L&D tools that support segmentation analysis, correlation and regression analysis, enable leaders to continually evolve the organization as a whole. Key performance indicators (KPIs) help to determine whether a given business has sufficient skills to arrive at required business objectives. Regardless of time, place, or particular device, organizations require effective solutions for the management and monitoring of organizational L&D systems, providing detailed data analytics supporting learning outcomes.
As technology life cycles accelerate, qualifications are becoming obsolete more quickly, hastening the need for organizational investment in lifelong learning systems. Corporate leaders are now challenged to adapt to this new environment and as these leaders begin to accept that disruptions to their business models are inevitable, continuous personnel education and training will become routine. In fact, organizational learning as a part of company strategy will become the norm. For this reason, data-driven analytics now play a key role in advancing strategic outcomes.
Manufacturing remains a critical force in the global economy but the sector has changed. Educational requirements for occupations will continue to grow, and that means ever-greater investments in L&D. Even as cheaper, more capable technologies accelerate the growth of automated manufacturing systems, companies will need to harness their human resources to innovate.
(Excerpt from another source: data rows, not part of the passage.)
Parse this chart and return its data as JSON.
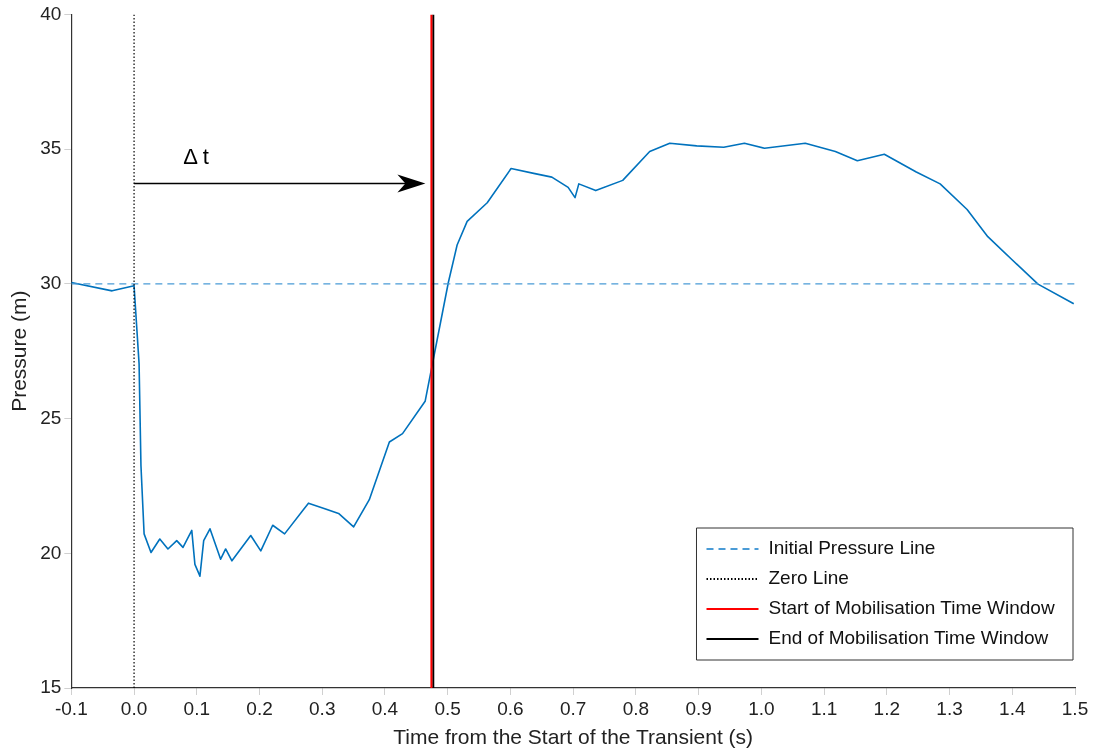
{
  "chart_data": {
    "type": "line",
    "xlabel": "Time from the Start of the Transient (s)",
    "ylabel": "Pressure (m)",
    "series": [
      {
        "color": "#0072bd",
        "x": [
          -0.1,
          -0.035,
          0.0,
          0.008,
          0.011,
          0.016,
          0.027,
          0.041,
          0.054,
          0.068,
          0.078,
          0.092,
          0.097,
          0.105,
          0.111,
          0.121,
          0.138,
          0.146,
          0.156,
          0.186,
          0.202,
          0.221,
          0.24,
          0.278,
          0.326,
          0.35,
          0.375,
          0.407,
          0.428,
          0.464,
          0.501,
          0.515,
          0.531,
          0.563,
          0.601,
          0.639,
          0.666,
          0.692,
          0.703,
          0.709,
          0.736,
          0.779,
          0.822,
          0.854,
          0.897,
          0.94,
          0.973,
          1.005,
          1.07,
          1.118,
          1.153,
          1.196,
          1.247,
          1.285,
          1.328,
          1.361,
          1.398,
          1.441,
          1.498
        ],
        "values": [
          30.05,
          29.74,
          29.93,
          27.03,
          23.25,
          20.72,
          20.03,
          20.53,
          20.16,
          20.47,
          20.22,
          20.85,
          19.59,
          19.15,
          20.47,
          20.91,
          19.78,
          20.16,
          19.72,
          20.66,
          20.09,
          21.04,
          20.72,
          21.86,
          21.48,
          20.98,
          21.99,
          24.13,
          24.44,
          25.64,
          30.05,
          31.44,
          32.32,
          33.01,
          34.28,
          34.09,
          33.96,
          33.58,
          33.2,
          33.71,
          33.46,
          33.84,
          34.91,
          35.22,
          35.12,
          35.07,
          35.22,
          35.03,
          35.22,
          34.91,
          34.57,
          34.81,
          34.15,
          33.71,
          32.76,
          31.75,
          30.93,
          29.99,
          29.26
        ]
      },
      {
        "name": "Zero Line",
        "color": "#000000",
        "line_style": "dotted",
        "x": [
          0,
          0
        ],
        "values": [
          15,
          40
        ]
      },
      {
        "name": "Start of Mobilisation Time Window",
        "color": "#ff0000",
        "x": [
          0.474,
          0.474
        ],
        "values": [
          15,
          40
        ]
      },
      {
        "name": "End of Mobilisation Time Window",
        "color": "#000000",
        "x": [
          0.477,
          0.477
        ],
        "values": [
          15,
          40
        ]
      }
    ],
    "xlim": [
      -0.1,
      1.5
    ],
    "xticks": [
      -0.1,
      {
        "value": 0,
        "label": "0.0"
      },
      0.1,
      0.2,
      0.3,
      0.4,
      0.5,
      0.6,
      0.7,
      0.8,
      0.9,
      {
        "value": 1,
        "label": "1.0"
      },
      1.1,
      1.2,
      1.3,
      1.4,
      1.5
    ],
    "ylim": [
      15,
      40
    ],
    "yticks": [
      15,
      20,
      25,
      30,
      35,
      40
    ],
    "ref_lines": [
      {
        "axis": "y",
        "value": 30,
        "label": "Initial Pressure Line",
        "color": "#4a9bd6",
        "line_style": "dashed"
      }
    ],
    "annotations": [
      "Δ t"
    ],
    "legend": "bottom right",
    "marker": "none",
    "line_style": "solid"
  }
}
The manufacturing industry can benefit from a learning platform to retrain employees and minimize costs. For example, a large Finnish company in manufacturing trained and retrained their external contractor network, subcontractor network and reseller network with the learning experience platform, but was white-labeled according to their own brand to better drive engagement.
The training affected a global network of contractors and resellers in over 90 countries. Not only did the training cut costs, but the training was more effective because the company originally had all of their courses in a printed catalogue, and they would also fly to Finland for courses. In addition to in-person training, the new company training environment offered these external networks the chance to learn from anywhere in the world, whenever they wanted to. The flexibility in training is easier to scale and easier to manage.
As disruptive technologies like AI become even more commonplace, organizational learning that supports imagination and creativity will determine who leads the future of manufacturing in the 21st century.